Şöyle mavi bir elbise, puantiyeli ama. Kolları da karpuz kollu olmalı ki çocukluğuma götürsün beni.
Sonra vazgeçtim.
Bazı sabahlar çocukluğumuza uyanmak isteriz, sanki gerçek olabilecekmiş gibi. Hepimizin ilginç çocukluk anıları vardır eminim.
Çoğu travmatik belki de.
Düşe kalka büyümelerimiz, hayallerimiz, umutlarımız, umutsuzluklarımız.
Her biri bir o kadar renkli, bir o kadar soluk, bir o kadar siyah beyaz.
Sonra oradan büyüyeceğiz, ilk gençlik dönemi, ilk aşk, ilk ayrılık, ilk evden kopuş, ilk maaş, ilk asgari ücretle tanışma, ilk dolgun maaş.
İlk ev kiralama, ilk evlilik, ilk ev kirası, ilk fatura
İlk enflasyonla tanışma, ilk kredi, ilk borç sorgulama, ilk ölmedik ama hayattayız bakışı.
İlk iki minik el, ilk bebek bezi, ilk kaka, ilk mama, ilk uykusuz gece.

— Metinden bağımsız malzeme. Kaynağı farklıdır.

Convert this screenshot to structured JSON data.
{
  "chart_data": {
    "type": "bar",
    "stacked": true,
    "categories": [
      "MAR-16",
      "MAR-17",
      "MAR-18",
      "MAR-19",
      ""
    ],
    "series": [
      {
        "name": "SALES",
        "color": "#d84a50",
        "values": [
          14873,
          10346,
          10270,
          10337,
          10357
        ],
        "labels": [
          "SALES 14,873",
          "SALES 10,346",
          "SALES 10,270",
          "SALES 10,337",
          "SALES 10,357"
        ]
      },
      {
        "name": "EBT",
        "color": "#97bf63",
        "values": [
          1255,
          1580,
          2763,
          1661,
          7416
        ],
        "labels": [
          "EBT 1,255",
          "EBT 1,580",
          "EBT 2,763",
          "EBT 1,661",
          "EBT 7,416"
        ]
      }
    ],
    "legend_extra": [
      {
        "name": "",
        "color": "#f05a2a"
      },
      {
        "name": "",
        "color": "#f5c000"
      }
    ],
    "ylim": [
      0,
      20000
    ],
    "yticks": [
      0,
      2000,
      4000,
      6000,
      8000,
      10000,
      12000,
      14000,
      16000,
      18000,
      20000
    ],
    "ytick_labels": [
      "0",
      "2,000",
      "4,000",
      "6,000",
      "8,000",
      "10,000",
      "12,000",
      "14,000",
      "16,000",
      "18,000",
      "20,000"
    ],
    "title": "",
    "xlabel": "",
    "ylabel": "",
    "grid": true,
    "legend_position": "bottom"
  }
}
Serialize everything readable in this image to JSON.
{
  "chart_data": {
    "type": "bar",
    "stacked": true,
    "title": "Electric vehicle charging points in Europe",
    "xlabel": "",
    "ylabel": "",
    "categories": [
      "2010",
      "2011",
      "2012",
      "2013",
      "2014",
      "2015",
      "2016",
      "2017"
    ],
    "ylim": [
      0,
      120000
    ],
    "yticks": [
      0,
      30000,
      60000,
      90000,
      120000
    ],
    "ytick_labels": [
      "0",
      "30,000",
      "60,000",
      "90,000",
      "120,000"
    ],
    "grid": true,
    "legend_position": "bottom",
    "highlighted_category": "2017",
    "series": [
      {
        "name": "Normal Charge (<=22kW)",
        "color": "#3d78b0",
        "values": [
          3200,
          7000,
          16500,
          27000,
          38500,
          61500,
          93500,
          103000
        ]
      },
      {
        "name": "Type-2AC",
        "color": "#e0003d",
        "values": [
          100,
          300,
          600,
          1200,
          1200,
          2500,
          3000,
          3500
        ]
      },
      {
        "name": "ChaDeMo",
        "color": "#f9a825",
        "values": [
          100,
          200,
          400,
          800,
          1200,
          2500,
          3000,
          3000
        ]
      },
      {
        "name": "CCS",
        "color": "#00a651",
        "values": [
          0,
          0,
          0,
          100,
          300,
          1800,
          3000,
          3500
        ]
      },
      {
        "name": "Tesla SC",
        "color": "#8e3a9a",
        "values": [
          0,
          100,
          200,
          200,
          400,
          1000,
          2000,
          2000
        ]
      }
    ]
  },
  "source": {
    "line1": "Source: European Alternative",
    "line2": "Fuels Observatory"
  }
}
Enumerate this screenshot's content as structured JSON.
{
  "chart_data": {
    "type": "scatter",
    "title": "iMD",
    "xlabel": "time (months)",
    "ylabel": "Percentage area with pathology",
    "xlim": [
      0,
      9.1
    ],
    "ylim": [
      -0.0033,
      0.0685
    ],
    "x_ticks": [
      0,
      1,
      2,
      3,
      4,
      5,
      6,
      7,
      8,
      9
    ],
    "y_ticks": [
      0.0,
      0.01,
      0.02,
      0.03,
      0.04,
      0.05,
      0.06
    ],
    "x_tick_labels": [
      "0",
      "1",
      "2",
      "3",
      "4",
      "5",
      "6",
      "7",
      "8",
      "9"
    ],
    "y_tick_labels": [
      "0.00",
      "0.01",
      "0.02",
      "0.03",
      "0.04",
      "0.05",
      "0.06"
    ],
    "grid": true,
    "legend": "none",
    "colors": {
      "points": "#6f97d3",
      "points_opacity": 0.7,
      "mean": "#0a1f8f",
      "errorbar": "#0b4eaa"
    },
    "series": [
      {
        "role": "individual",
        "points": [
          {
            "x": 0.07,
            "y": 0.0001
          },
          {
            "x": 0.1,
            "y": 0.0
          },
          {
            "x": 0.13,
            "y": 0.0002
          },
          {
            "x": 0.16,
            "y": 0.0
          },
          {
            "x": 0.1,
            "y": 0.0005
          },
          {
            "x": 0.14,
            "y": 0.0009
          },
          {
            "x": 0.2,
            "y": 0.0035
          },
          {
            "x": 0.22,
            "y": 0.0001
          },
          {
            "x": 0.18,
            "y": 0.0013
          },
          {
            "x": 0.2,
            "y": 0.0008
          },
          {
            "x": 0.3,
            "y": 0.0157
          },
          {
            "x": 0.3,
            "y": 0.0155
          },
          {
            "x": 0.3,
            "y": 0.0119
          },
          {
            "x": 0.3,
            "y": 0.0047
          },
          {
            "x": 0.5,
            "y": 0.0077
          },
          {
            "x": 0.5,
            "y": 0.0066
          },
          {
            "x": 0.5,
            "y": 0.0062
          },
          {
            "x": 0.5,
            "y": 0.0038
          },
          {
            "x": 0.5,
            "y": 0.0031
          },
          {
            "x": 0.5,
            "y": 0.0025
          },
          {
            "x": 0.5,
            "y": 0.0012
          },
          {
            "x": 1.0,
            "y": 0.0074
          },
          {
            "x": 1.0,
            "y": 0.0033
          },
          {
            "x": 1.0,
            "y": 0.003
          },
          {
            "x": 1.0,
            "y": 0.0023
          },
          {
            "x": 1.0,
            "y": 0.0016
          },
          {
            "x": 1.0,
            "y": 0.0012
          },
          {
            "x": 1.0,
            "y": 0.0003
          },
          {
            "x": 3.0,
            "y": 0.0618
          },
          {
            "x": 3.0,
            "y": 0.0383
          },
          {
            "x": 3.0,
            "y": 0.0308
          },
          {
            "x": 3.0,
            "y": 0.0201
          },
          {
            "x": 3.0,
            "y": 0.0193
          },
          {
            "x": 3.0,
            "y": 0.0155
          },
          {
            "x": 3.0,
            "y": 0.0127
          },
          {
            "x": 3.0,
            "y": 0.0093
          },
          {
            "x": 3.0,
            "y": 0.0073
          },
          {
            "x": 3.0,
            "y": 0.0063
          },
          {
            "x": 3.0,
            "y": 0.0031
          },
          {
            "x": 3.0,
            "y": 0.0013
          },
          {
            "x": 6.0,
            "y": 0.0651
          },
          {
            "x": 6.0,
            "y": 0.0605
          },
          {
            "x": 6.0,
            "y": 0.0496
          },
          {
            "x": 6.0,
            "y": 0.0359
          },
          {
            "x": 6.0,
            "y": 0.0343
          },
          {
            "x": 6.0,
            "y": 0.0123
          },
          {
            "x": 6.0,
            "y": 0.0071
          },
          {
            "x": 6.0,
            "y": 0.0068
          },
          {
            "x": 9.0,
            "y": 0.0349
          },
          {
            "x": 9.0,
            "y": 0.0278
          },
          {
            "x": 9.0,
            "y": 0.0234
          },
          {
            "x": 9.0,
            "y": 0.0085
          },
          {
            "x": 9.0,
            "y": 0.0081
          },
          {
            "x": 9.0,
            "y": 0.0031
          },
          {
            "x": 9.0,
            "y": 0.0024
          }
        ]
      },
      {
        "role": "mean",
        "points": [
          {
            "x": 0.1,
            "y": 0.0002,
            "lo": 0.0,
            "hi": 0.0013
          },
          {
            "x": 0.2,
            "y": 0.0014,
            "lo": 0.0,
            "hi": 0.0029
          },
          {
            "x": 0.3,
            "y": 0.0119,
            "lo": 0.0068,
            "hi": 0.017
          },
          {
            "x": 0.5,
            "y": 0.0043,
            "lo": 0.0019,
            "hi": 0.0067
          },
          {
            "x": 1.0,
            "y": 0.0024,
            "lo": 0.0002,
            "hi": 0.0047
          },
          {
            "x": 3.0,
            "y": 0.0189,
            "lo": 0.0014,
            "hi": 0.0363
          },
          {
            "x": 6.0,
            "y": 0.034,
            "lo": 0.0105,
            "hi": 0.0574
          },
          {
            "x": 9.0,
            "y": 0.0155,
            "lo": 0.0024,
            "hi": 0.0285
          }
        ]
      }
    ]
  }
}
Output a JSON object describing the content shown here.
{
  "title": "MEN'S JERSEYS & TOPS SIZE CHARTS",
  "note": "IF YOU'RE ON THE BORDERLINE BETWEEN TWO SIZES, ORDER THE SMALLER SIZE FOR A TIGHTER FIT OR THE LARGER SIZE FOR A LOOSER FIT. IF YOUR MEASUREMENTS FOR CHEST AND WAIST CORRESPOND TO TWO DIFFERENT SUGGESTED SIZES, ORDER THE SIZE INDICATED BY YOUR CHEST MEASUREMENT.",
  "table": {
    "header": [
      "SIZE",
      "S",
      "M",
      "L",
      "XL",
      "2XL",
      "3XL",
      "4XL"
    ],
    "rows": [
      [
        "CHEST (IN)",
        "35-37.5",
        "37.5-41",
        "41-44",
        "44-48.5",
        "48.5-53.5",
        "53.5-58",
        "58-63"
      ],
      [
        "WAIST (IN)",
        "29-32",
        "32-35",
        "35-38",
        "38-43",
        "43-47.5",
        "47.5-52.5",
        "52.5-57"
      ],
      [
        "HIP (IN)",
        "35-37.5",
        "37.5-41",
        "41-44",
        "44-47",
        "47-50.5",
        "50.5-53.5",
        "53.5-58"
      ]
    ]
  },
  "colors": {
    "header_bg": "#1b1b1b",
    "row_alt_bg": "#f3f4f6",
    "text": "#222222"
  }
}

İlkokul, ilk göz buğulanması, ilk bayram, ilk elinin öpülmesi...
Sonra.
Deprem...
Yıkılan evler...
Yıkılan hayatlar...
Sonrası kocamaaan bir boşluk.
Bu bayram sessizce kutlayalım bayramı ki daha fazla büyümesin depremden geride kalanların içindeki boşlukları.
Ne çok şey var konuşulacak, ne çok şey var paylaşılacak. Hiç olmadık bir yerde zaman duruverirse diye korkuyorum.
Tek korkum bu desem yalan sayılmaz.
Yol parası tomarla para, benzin hiç bir yerde gidemeyecek kadar pahalı, markete girmek cesaret işi nerdeyse biliyorsunuz.
Paranın satın alamayacağı şeyler var öte yandan.
Haydi durmayın!
Henüz vakit varken sarılın sevdiklerinize, oydu buydu demeden varın gidin yanlarına.
Bayram, bayram gibi değilse bile siz bayram edin sevdiklerinizin kalbini, evini, sokağını.
Hepsi bu.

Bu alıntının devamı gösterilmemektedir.